Díaz Villa’s vision for the future university can be summed as follows (p. 70):
Whatever may be the type of knowledge [that a university produces], its production and innovation must not be regulated solely by economic laws. Knowledge must be socially useful, democratically distributed and relevant to solving the damaging conditions of the world
He argues that whereas in the past great thinkers like Cardinal Newman and Humboldt provided universities with a clear identity – based on science, faith, humanities, and ‘truth’ – the identity of today’s university is fluid and is more abstract.
This view can be best summed as follows (p. 62):
The university has ceased to be a place of public debate – agora or forum. In the process of change, the place of critique and wisdom has been converted into a market place, subordinated to being a business scene of knowledge, ready to offer to its clients the services and certificates which they require for the labour market. This has weakened the credibility of the historic meaning of the university in its creation and promotion of values.
- The decline of the university in South Africa (Yusef Waghid)
The backdrop to Waghid’s argument is that, on the whole, South African universities are elitist. This is because of a complex web of socio-political interests which means that “universities do not adequately address inequities in terms of race, gender and disability, and do not contribute towards the eradication of global problems such as poverty, environmental degradation and conflict” (p. 72). His vision is of a university that is “the responsibility of a community of thinking”. Waghid thus draws on Derrida for whom a university which is autonomous (p.73):
must be able, according to Kant, to teach freely whatever it wishes without conferring with anyone, letting itself be guided by its sole interest in truth
Waghid is concerned that even when research at university is set up to deal with world-problems – is therefore ‘end-oriented’ -it may not actually be achieving those ends.

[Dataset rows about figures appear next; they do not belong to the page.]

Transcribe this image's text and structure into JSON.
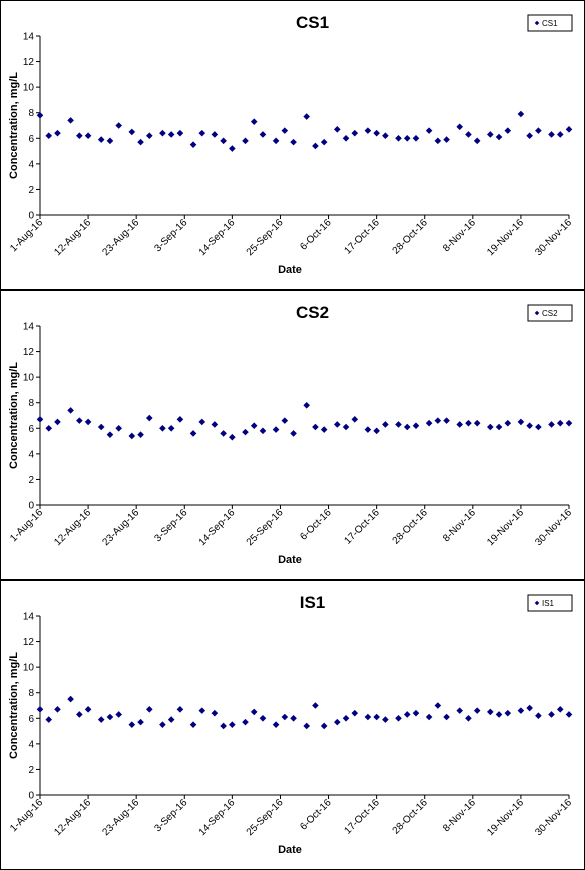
{
  "chart_data": [
    {
      "type": "scatter",
      "title": "CS1",
      "xlabel": "Date",
      "ylabel": "Concentration, mg/L",
      "ylim": [
        0,
        14
      ],
      "yticks": [
        0,
        2,
        4,
        6,
        8,
        10,
        12,
        14
      ],
      "xtick_labels": [
        "1-Aug-16",
        "12-Aug-16",
        "23-Aug-16",
        "3-Sep-16",
        "14-Sep-16",
        "25-Sep-16",
        "6-Oct-16",
        "17-Oct-16",
        "28-Oct-16",
        "8-Nov-16",
        "19-Nov-16",
        "30-Nov-16"
      ],
      "xlim_days": [
        0,
        121
      ],
      "legend": "top-right",
      "marker_color": "#000080",
      "series": [
        {
          "name": "CS1",
          "x": [
            0,
            2,
            4,
            7,
            9,
            11,
            14,
            16,
            18,
            21,
            23,
            25,
            28,
            30,
            32,
            35,
            37,
            40,
            42,
            44,
            47,
            49,
            51,
            54,
            56,
            58,
            61,
            63,
            65,
            68,
            70,
            72,
            75,
            77,
            79,
            82,
            84,
            86,
            89,
            91,
            93,
            96,
            98,
            100,
            103,
            105,
            107,
            110,
            112,
            114,
            117,
            119,
            121
          ],
          "y": [
            7.8,
            6.2,
            6.4,
            7.4,
            6.2,
            6.2,
            5.9,
            5.8,
            7.0,
            6.5,
            5.7,
            6.2,
            6.4,
            6.3,
            6.4,
            5.5,
            6.4,
            6.3,
            5.8,
            5.2,
            5.8,
            7.3,
            6.3,
            5.8,
            6.6,
            5.7,
            7.7,
            5.4,
            5.7,
            6.7,
            6.0,
            6.4,
            6.6,
            6.4,
            6.2,
            6.0,
            6.0,
            6.0,
            6.6,
            5.8,
            5.9,
            6.9,
            6.3,
            5.8,
            6.3,
            6.1,
            6.6,
            7.9,
            6.2,
            6.6,
            6.3,
            6.3,
            6.7
          ]
        }
      ]
    },
    {
      "type": "scatter",
      "title": "CS2",
      "xlabel": "Date",
      "ylabel": "Concentration, mg/L",
      "ylim": [
        0,
        14
      ],
      "yticks": [
        0,
        2,
        4,
        6,
        8,
        10,
        12,
        14
      ],
      "xtick_labels": [
        "1-Aug-16",
        "12-Aug-16",
        "23-Aug-16",
        "3-Sep-16",
        "14-Sep-16",
        "25-Sep-16",
        "6-Oct-16",
        "17-Oct-16",
        "28-Oct-16",
        "8-Nov-16",
        "19-Nov-16",
        "30-Nov-16"
      ],
      "xlim_days": [
        0,
        121
      ],
      "legend": "top-right",
      "marker_color": "#000080",
      "series": [
        {
          "name": "CS2",
          "x": [
            0,
            2,
            4,
            7,
            9,
            11,
            14,
            16,
            18,
            21,
            23,
            25,
            28,
            30,
            32,
            35,
            37,
            40,
            42,
            44,
            47,
            49,
            51,
            54,
            56,
            58,
            61,
            63,
            65,
            68,
            70,
            72,
            75,
            77,
            79,
            82,
            84,
            86,
            89,
            91,
            93,
            96,
            98,
            100,
            103,
            105,
            107,
            110,
            112,
            114,
            117,
            119,
            121
          ],
          "y": [
            6.7,
            6.0,
            6.5,
            7.4,
            6.6,
            6.5,
            6.1,
            5.5,
            6.0,
            5.4,
            5.5,
            6.8,
            6.0,
            6.0,
            6.7,
            5.6,
            6.5,
            6.3,
            5.6,
            5.3,
            5.7,
            6.2,
            5.8,
            5.9,
            6.6,
            5.6,
            7.8,
            6.1,
            5.9,
            6.3,
            6.1,
            6.7,
            5.9,
            5.8,
            6.3,
            6.3,
            6.1,
            6.2,
            6.4,
            6.6,
            6.6,
            6.3,
            6.4,
            6.4,
            6.1,
            6.1,
            6.4,
            6.5,
            6.2,
            6.1,
            6.3,
            6.4,
            6.4
          ]
        }
      ]
    },
    {
      "type": "scatter",
      "title": "IS1",
      "xlabel": "Date",
      "ylabel": "Concentration, mg/L",
      "ylim": [
        0,
        14
      ],
      "yticks": [
        0,
        2,
        4,
        6,
        8,
        10,
        12,
        14
      ],
      "xtick_labels": [
        "1-Aug-16",
        "12-Aug-16",
        "23-Aug-16",
        "3-Sep-16",
        "14-Sep-16",
        "25-Sep-16",
        "6-Oct-16",
        "17-Oct-16",
        "28-Oct-16",
        "8-Nov-16",
        "19-Nov-16",
        "30-Nov-16"
      ],
      "xlim_days": [
        0,
        121
      ],
      "legend": "top-right",
      "marker_color": "#000080",
      "series": [
        {
          "name": "IS1",
          "x": [
            0,
            2,
            4,
            7,
            9,
            11,
            14,
            16,
            18,
            21,
            23,
            25,
            28,
            30,
            32,
            35,
            37,
            40,
            42,
            44,
            47,
            49,
            51,
            54,
            56,
            58,
            61,
            63,
            65,
            68,
            70,
            72,
            75,
            77,
            79,
            82,
            84,
            86,
            89,
            91,
            93,
            96,
            98,
            100,
            103,
            105,
            107,
            110,
            112,
            114,
            117,
            119,
            121
          ],
          "y": [
            6.7,
            5.9,
            6.7,
            7.5,
            6.3,
            6.7,
            5.9,
            6.1,
            6.3,
            5.5,
            5.7,
            6.7,
            5.5,
            5.9,
            6.7,
            5.5,
            6.6,
            6.4,
            5.4,
            5.5,
            5.7,
            6.5,
            6.0,
            5.5,
            6.1,
            6.0,
            5.4,
            7.0,
            5.4,
            5.7,
            6.0,
            6.4,
            6.1,
            6.1,
            5.9,
            6.0,
            6.3,
            6.4,
            6.1,
            7.0,
            6.1,
            6.6,
            6.0,
            6.6,
            6.5,
            6.3,
            6.4,
            6.6,
            6.8,
            6.2,
            6.3,
            6.7,
            6.3
          ]
        }
      ]
    }
  ]
}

This is because large corporations that invest in this kind of research are motivated by their own corporate goals. University research thus becomes instrumental in ways that do not actually achieve social change (p.74):
Does agricultural research in poor farming communities contribute to eradicating poverty when the produce is still under the control of the rich farmers who now become more entrepreneurial? Does research about democracy necessarily ensure that societies behave according to ideals of democratic action?
He calls for universities to take more risks, to become proper ‘communities of thinking’ so that the unimaginable can become imaginable and so that change can occur.
Academic writing
Waghid refers frequently to writing and to the role that academic writing plays in a ‘community of thinking’. He quotes Derrida on p.77 who claims that:
this community of thinking must prepare students to take new non-instrumental analyses and transform the modes of writing, the pedagogic scene, the procedures of academic exchange, the relation to languages, to other disciplines, to the institution in general, to its inside and its outside.
The following quotes further reflect Waghid’s views (p. 81-2):
our students’ writings should be about what is desirable for society (in especially humanities and social sciences) with the possibility or readiness of departing from such practices if the situation arises – that is, advocating belligerence (provocative) in deliberations might not always be desirable for the public good.
and
… supervisors ought to be responsible human beings with regard to their students. Responsibility towards one’s students implies that one has to create opportunities for them to think, argue and write their texts. Writing is a truly laborious yet imaginative exercise. I have taught students to continue writing even though the comments they receive would at times not be as encouraging as they might have expected – a matter of exercising critique.